For as long as any millennial or zoomer can remember, axe throwing, trivia, and shuffleboard have been the go-to activities for the subset of New York nightlife venues that might best be called “competition bars.” Now, a new entrant in this increasingly crowded field has appeared on the southern tip of Manhattan: Lawn Club, a 15,000-square-foot, Astroturfed indoor park devoted to any kind of game you might play in a suburban yard. That means patrons can, for $75 per hour, choose among bocce, cornhole, and the tailgating standby beersbee (for the uninitiated: You try to knock a bottle off a pole with a Frisbee). Booking the secluded rear court, however, grants access to the most superior lawn-and-drinking game: croquet.
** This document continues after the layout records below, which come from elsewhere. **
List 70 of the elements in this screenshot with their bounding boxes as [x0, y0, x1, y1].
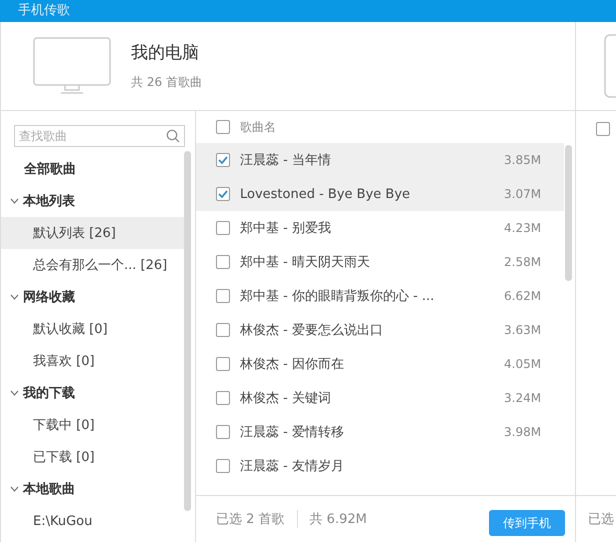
checkbox[interactable] — [216, 289, 230, 303]
sidebar-item[interactable]: 总会有那么一个... [26] — [1, 249, 185, 281]
scrollbar[interactable] — [184, 151, 191, 511]
chevron-icon — [10, 486, 19, 492]
computer-name: 我的电脑 — [131, 42, 200, 64]
song-name: 汪晨蕊 - 爱情转移 — [240, 424, 345, 441]
checkbox[interactable] — [216, 153, 230, 167]
song-name: 林俊杰 - 关键词 — [240, 390, 332, 407]
song-name: 郑中基 - 别爱我 — [240, 220, 332, 237]
song-name: 郑中基 - 你的眼睛背叛你的心 - ... — [240, 288, 436, 305]
window-title: 手机传歌 — [18, 3, 70, 18]
sidebar-item[interactable]: 下载中 [0] — [1, 409, 185, 441]
file-size: 6.62M — [504, 289, 542, 303]
sidebar-group[interactable]: 本地歌曲 — [1, 473, 185, 505]
checkbox[interactable] — [596, 122, 610, 136]
sidebar-group[interactable]: 我的下载 — [1, 377, 185, 409]
total-size: 共 6.92M — [310, 511, 367, 528]
song-row[interactable]: 汪晨蕊 - 爱情转移 3.98M — [196, 415, 564, 449]
sidebar-item[interactable]: 我喜欢 [0] — [1, 345, 185, 377]
checkbox[interactable] — [216, 391, 230, 405]
file-size: 4.05M — [504, 357, 542, 371]
song-row[interactable]: 汪晨蕊 - 友情岁月 — [196, 449, 564, 483]
song-row[interactable]: 林俊杰 - 因你而在 4.05M — [196, 347, 564, 381]
sidebar-item[interactable]: 默认收藏 [0] — [1, 313, 185, 345]
song-name: Lovestoned - Bye Bye Bye — [240, 186, 412, 202]
search-icon — [166, 129, 180, 143]
file-size: 3.85M — [504, 153, 542, 167]
column-header: 歌曲名 — [240, 118, 277, 136]
song-name: 林俊杰 - 因你而在 — [240, 356, 345, 373]
chevron-icon — [10, 198, 19, 204]
file-size: 3.63M — [504, 323, 542, 337]
checkbox[interactable] — [216, 255, 230, 269]
file-size: 3.24M — [504, 391, 542, 405]
song-count: 共 26 首歌曲 — [131, 74, 202, 91]
selected-count: 已选 — [588, 511, 614, 528]
song-row[interactable]: 郑中基 - 别爱我 4.23M — [196, 211, 564, 245]
checkbox[interactable] — [216, 425, 230, 439]
sidebar-item[interactable]: 已下载 [0] — [1, 441, 185, 473]
checkbox[interactable] — [216, 221, 230, 235]
file-size: 3.07M — [504, 187, 542, 201]
file-size: 2.58M — [504, 255, 542, 269]
sidebar-item[interactable]: E:\KuGou — [1, 505, 185, 537]
sidebar-item[interactable]: 默认列表 [26] — [1, 217, 185, 249]
chevron-icon — [10, 294, 19, 300]
song-row[interactable]: Lovestoned - Bye Bye Bye 3.07M — [196, 177, 564, 211]
checkbox[interactable] — [216, 323, 230, 337]
monitor-icon — [33, 37, 111, 95]
phone-icon — [604, 34, 616, 98]
song-row[interactable]: 郑中基 - 你的眼睛背叛你的心 - ... 6.62M — [196, 279, 564, 313]
song-name: 郑中基 - 晴天阴天雨天 — [240, 254, 371, 271]
song-name: 汪晨蕊 - 友情岁月 — [240, 458, 345, 475]
song-row[interactable]: 汪晨蕊 - 当年情 3.85M — [196, 143, 564, 177]
sidebar-group[interactable]: 本地列表 — [1, 185, 185, 217]
file-size: 3.98M — [504, 425, 542, 439]
chevron-icon — [10, 390, 19, 396]
search-field[interactable]: 查找歌曲 — [14, 125, 185, 147]
checkbox[interactable] — [216, 187, 230, 201]
song-row[interactable]: 林俊杰 - 关键词 3.24M — [196, 381, 564, 415]
checkbox[interactable] — [216, 120, 230, 134]
song-name: 汪晨蕊 - 当年情 — [240, 152, 332, 169]
checkbox[interactable] — [216, 357, 230, 371]
checkbox[interactable] — [216, 459, 230, 473]
sidebar-group[interactable]: 网络收藏 — [1, 281, 185, 313]
song-name: 林俊杰 - 爱要怎么说出口 — [240, 322, 384, 339]
selected-count: 已选 2 首歌 — [216, 511, 285, 528]
scrollbar[interactable] — [565, 145, 572, 281]
song-row[interactable]: 林俊杰 - 爱要怎么说出口 3.63M — [196, 313, 564, 347]
sidebar-item[interactable]: 全部歌曲 — [1, 153, 185, 185]
song-row[interactable]: 郑中基 - 晴天阴天雨天 2.58M — [196, 245, 564, 279]
file-size: 4.23M — [504, 221, 542, 235]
Perhaps I’m biased, having attended a small college where it was our top sport, but it was easy for me to assemble a party of eight eager to try out the lawn, with three national collegiate champions among us. The verdict: Lawn Club’s owners clearly know their Sunshiny CQ16s from their Dawson 2000s, as all of the equipment on hand meets regulation standards, even if the green itself is smaller than the standard nine-wicket setup — a concession to building a court inside the Seaport. Every group is assigned a Lawncierge (easily spotted in their green tracksuits) to maintain order. After helping set up, ours kept track of play, gently enforcing rules when necessary. Without their help, we may never have had a winner in the two hours we had the court booked.
In my experience, croquet is mostly about consuming 30-racks of National Bohemian beer, but Lawn Club’s drinks lean more toward country-club Wasp favorites: multiple G-and-Ts, a riff on a Pimm’s cup fortified with Japanese gin and blood orange, and a surprisingly pleasant bull shot — vodka, beef broth, and a bracing amount of Tabasco, garnished with a pepper-crusted lemon wedge. My group liked it so much we ordered a second round.
Food is as good as it needs to be, with an emphasis on bar classics like smash burgers (served quartered and speared with toothpicks for easy sharing), pigs in a blanket, and various-size piles of wings to nibble while watching a game on one of the 24 televisions scattered around the space.
Late fall may seem a strange time to unveil a business devoted to summer sports, but it’s tailor-made for holiday-party buyouts. Management says tournaments and leagues are on the way next year (“elaborate” trophies are being designed and cast). For now, the Club is open Wednesday to Sunday, so there are plenty of chances to practice.